Well, Leverage: Redemption is missing two of its original characters, mastermind Nate Ford and hacker Alec Hardison. Nate was eliminated because his actor, Timothy Hutton, faces sexual assault allegations. Hardison was cut because his actor, Aldis Hodge, was busy with other projects. (He appears in the first two episodes of the reboot, then conveniently disappears, leaving his old buddies on their own.)
Ultimately, this is what’s wrong with the reboot. You’ve slashed two key characters, brought in two new characters who simply can’t match them in charisma or energy, then tried to recreate the same “team vibe” that made the original so special. The old Leverage depended heavily on the chemistry between its five main cast members. It was, without exaggeration, one of the greatest found-family stories ever to appear on television. You can’t just … change that … and then try to carry the story forward as if nothing happened.
I understand that circumstances beyond the showrunners’ control have deprived them of Nate and Hardison. But without Nate and Hardison, I don’t think Leverage still works.
The Chosen, Season 2.
The first multi-season TV show about the life of Jesus ever produced, The Chosen just released its second season, which I gulped down like water in the desert. Good stuff, y’all. Real good stuff.

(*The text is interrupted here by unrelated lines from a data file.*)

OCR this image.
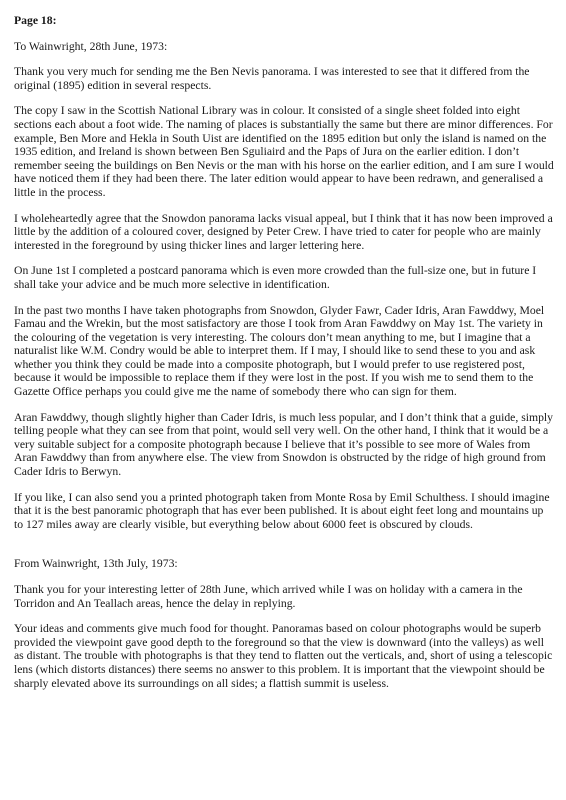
Page 18:

To Wainwright, 28th June, 1973:

Thank you very much for sending me the Ben Nevis panorama. I was interested to see that it differed from the original (1895) edition in several respects.

The copy I saw in the Scottish National Library was in colour. It consisted of a single sheet folded into eight sections each about a foot wide. The naming of places is substantially the same but there are minor differences. For example, Ben More and Hekla in South Uist are identified on the 1895 edition but only the island is named on the 1935 edition, and Ireland is shown between Ben Sguliaird and the Paps of Jura on the earlier edition. I don’t remember seeing the buildings on Ben Nevis or the man with his horse on the earlier edition, and I am sure I would have noticed them if they had been there. The later edition would appear to have been redrawn, and generalised a little in the process.

I wholeheartedly agree that the Snowdon panorama lacks visual appeal, but I think that it has now been improved a little by the addition of a coloured cover, designed by Peter Crew. I have tried to cater for people who are mainly interested in the foreground by using thicker lines and larger lettering here.

On June 1st I completed a postcard panorama which is even more crowded than the full-size one, but in future I shall take your advice and be much more selective in identification.

In the past two months I have taken photographs from Snowdon, Glyder Fawr, Cader Idris, Aran Fawddwy, Moel Famau and the Wrekin, but the most satisfactory are those I took from Aran Fawddwy on May 1st. The variety in the colouring of the vegetation is very interesting. The colours don’t mean anything to me, but I imagine that a naturalist like W.M. Condry would be able to interpret them. If I may, I should like to send these to you and ask whether you think they could be made into a composite photograph, but I would prefer to use registered post, because it would be impossible to replace them if they were lost in the post. If you wish me to send them to the Gazette Office perhaps you could give me the name of somebody there who can sign for them.

Aran Fawddwy, though slightly higher than Cader Idris, is much less popular, and I don’t think that a guide, simply telling people what they can see from that point, would sell very well. On the other hand, I think that it would be a very suitable subject for a composite photograph because I believe that it’s possible to see more of Wales from Aran Fawddwy than from anywhere else. The view from Snowdon is obstructed by the ridge of high ground from Cader Idris to Berwyn.

If you like, I can also send you a printed photograph taken from Monte Rosa by Emil Schulthess. I should imagine that it is the best panoramic photograph that has ever been published. It is about eight feet long and mountains up to 127 miles away are clearly visible, but everything below about 6000 feet is obscured by clouds.

From Wainwright, 13th July, 1973:

Thank you for your interesting letter of 28th June, which arrived while I was on holiday with a camera in the Torridon and An Teallach areas, hence the delay in replying.

Your ideas and comments give much food for thought. Panoramas based on colour photographs would be superb provided the viewpoint gave good depth to the foreground so that the view is downward (into the valleys) as well as distant. The trouble with photographs is that they tend to flatten out the verticals, and, short of using a telescopic lens (which distorts distances) there seems no answer to this problem. It is important that the viewpoint should be sharply elevated above its surroundings on all sides; a flattish summit is useless.
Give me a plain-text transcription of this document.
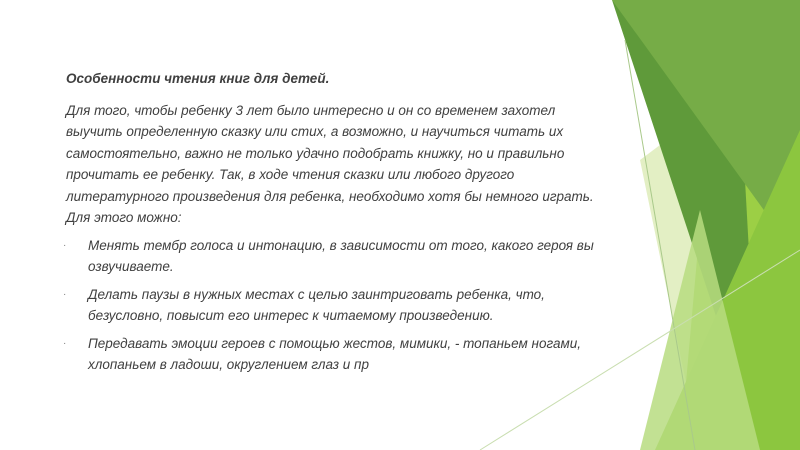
Особенности чтения книг для детей.

Для того, чтобы ребенку 3 лет было интересно и он со временем захотел выучить определенную сказку или стих, а возможно, и научиться читать их самостоятельно, важно не только удачно подобрать книжку, но и правильно прочитать ее ребенку. Так, в ходе чтения сказки или любого другого литературного произведения для ребенка, необходимо хотя бы немного играть. Для этого можно:

· Менять тембр голоса и интонацию, в зависимости от того, какого героя вы озвучиваете.
· Делать паузы в нужных местах с целью заинтриговать ребенка, что, безусловно, повысит его интерес к читаемому произведению.
· Передавать эмоции героев с помощью жестов, мимики, - топаньем ногами, хлопаньем в ладоши, округлением глаз и пр
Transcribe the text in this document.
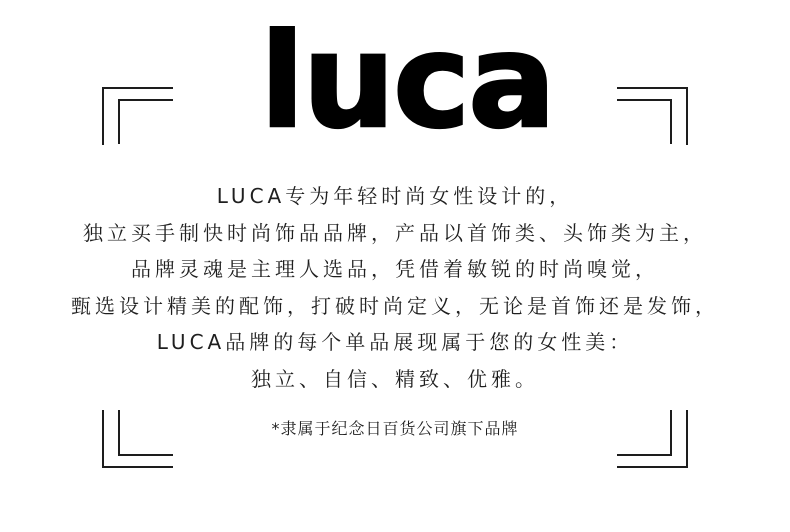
luca

LUCA专为年轻时尚女性设计的，

独立买手制快时尚饰品品牌，产品以首饰类、头饰类为主，

品牌灵魂是主理人选品，凭借着敏锐的时尚嗅觉，

甄选设计精美的配饰，打破时尚定义，无论是首饰还是发饰，

LUCA品牌的每个单品展现属于您的女性美：

独立、自信、精致、优雅。

*隶属于纪念日百货公司旗下品牌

I’ve blogged before about why I think more Christians should watch this show, and I recently talked about Season Two’s honest, sensitive treatment of addiction, mental health, and faith. Mary Magdalen’s character arc was STELLAR, but she wasn’t the only disciple who underwent a dramatic, yet wholly believable transformation this season. Simon Peter shedding his toxic, selfish, aggressive behavior–mmmmmm, we love to see it. Becoming the leader Jesus always knew he was meant to be? *CHEF’S KISS* And Matthew! My precious boy! He’s so much more confident now!
If I had to pick an absolute favorite episode, I’d have to settle on Episode Four, the healing by the pool of Siloam. That entire saga … just … bone-chilling.
“The day I see you stand on your own two feet is the day I will know the Messiah has come.”
I don’t think I ever fully grasped what the promise of the Messiah meant to the Jewish people until I watched this episode. It was just one of those whoa moments. Mind = properly blown. I love The Chosen.
Well, I hope you enjoyed this little peek into the TV shows I’ve watched lately! What have you been watching, friends?